Statalist The Stata Listserver


[Date Prev][Date Next][Thread Prev][Thread Next][Date index][Thread index]

Re: st: RE: Compute a summary variable based on a predefined algorithm


From   "Shuaib Kauchali" <sk041123@aol.com>
To   statalist@hsphsun2.harvard.edu
Subject   Re: st: RE: Compute a summary variable based on a predefined algorithm
Date   Sun, 18 Mar 2007 19:41:29 +0200

Thank you Nick for taking time to respond. I will try the suggested solutions and get back if I run into problems.

Regards

Shuaib

On Sun, 18 Mar 2007 19:25:03 +0200, Nick Cox <n.j.cox@durham.ac.uk> wrote:


This problem is easier than you think in that no use of looping
(-foreach- etc.) is needed. It is difficult in that there are
different possible reactions to missings on -v1-. This
post indicates one kind of solution.

You have panel data. You could -tsset- it without loss:

tsset childid day

That means that you could then use -tsspell- from SSC.
Alternatively, you can work from first principles.
I show the latter, but you might to look at -tsspell- too.

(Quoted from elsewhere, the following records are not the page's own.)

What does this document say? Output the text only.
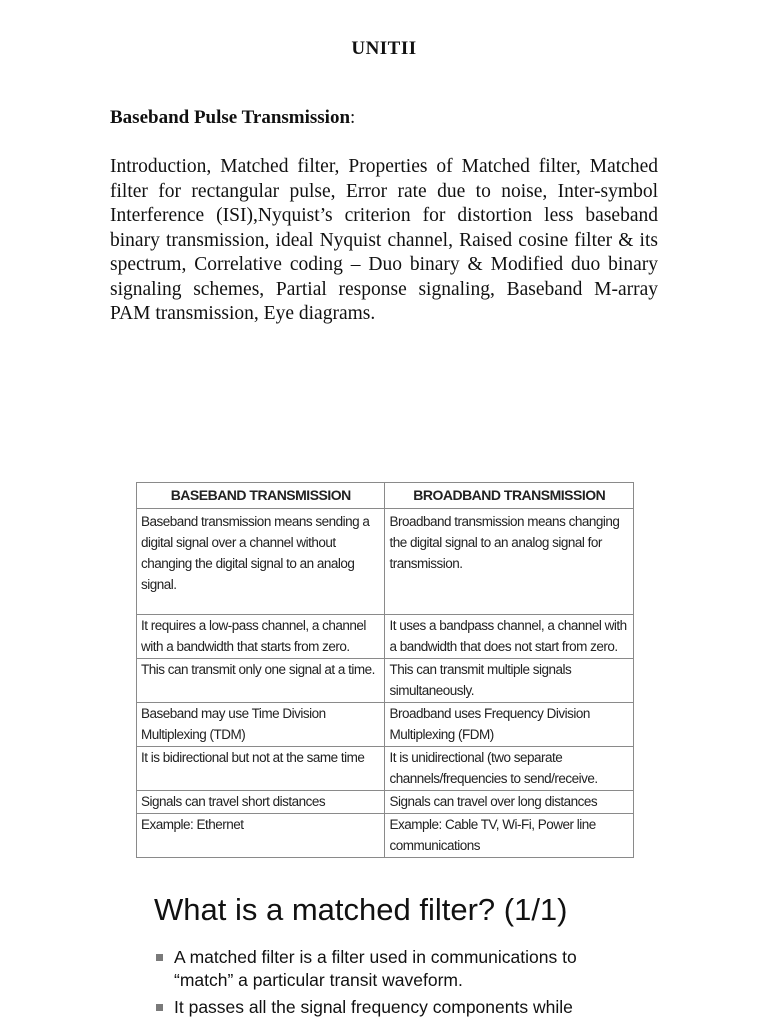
UNITII
Baseband Pulse Transmission:
Introduction, Matched filter, Properties of Matched filter, Matched filter for rectangular pulse, Error rate due to noise, Inter-symbol Interference (ISI),Nyquist’s criterion for distortion less baseband binary transmission, ideal Nyquist channel, Raised cosine filter & its spectrum, Correlative coding – Duo binary & Modified duo binary signaling schemes, Partial response signaling, Baseband M-array PAM transmission, Eye diagrams.
BASEBAND TRANSMISSION	BROADBAND TRANSMISSION
Baseband transmission means sending a digital signal over a channel without changing the digital signal to an analog signal.	Broadband transmission means changing the digital signal to an analog signal for transmission.
It requires a low-pass channel, a channel with a bandwidth that starts from zero.	It uses a bandpass channel, a channel with a bandwidth that does not start from zero.
This can transmit only one signal at a time.	This can transmit multiple signals simultaneously.
Baseband may use Time Division Multiplexing (TDM)	Broadband uses Frequency Division Multiplexing (FDM)
It is bidirectional but not at the same time	It is unidirectional (two separate channels/frequencies to send/receive.
Signals can travel short distances	Signals can travel over long distances
Example: Ethernet	Example: Cable TV, Wi-Fi, Power line communications
What is a matched filter? (1/1)
A matched filter is a filter used in communications to “match” a particular transit waveform.
It passes all the signal frequency components while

On one definition, each episode of diarrhea (in English,
diarrhoea) starts when v1 is 1 and the preceding value is not 1:

bysort childid (day): gen first = v1 == 1 & v1[_n-1] != 1

-first- is an indicator variable. You can use it to define
episodes:

by childid : gen episodes = sum(first)

_or_

by childid : gen episodes = cond(v1 == 0, 0, sum(first))

You can record the start dates of each episode:

by childid : gen start = day if first
by childid : replace start = start[_n-1] if !first

The time since the previous start is then

by childid : gen time_since = start - start[_n-1] if first

and you are then interested in counting how many episodes
are not within three days of the previous:

by childid : egen n_episodes = total(first * (time_since >= 3))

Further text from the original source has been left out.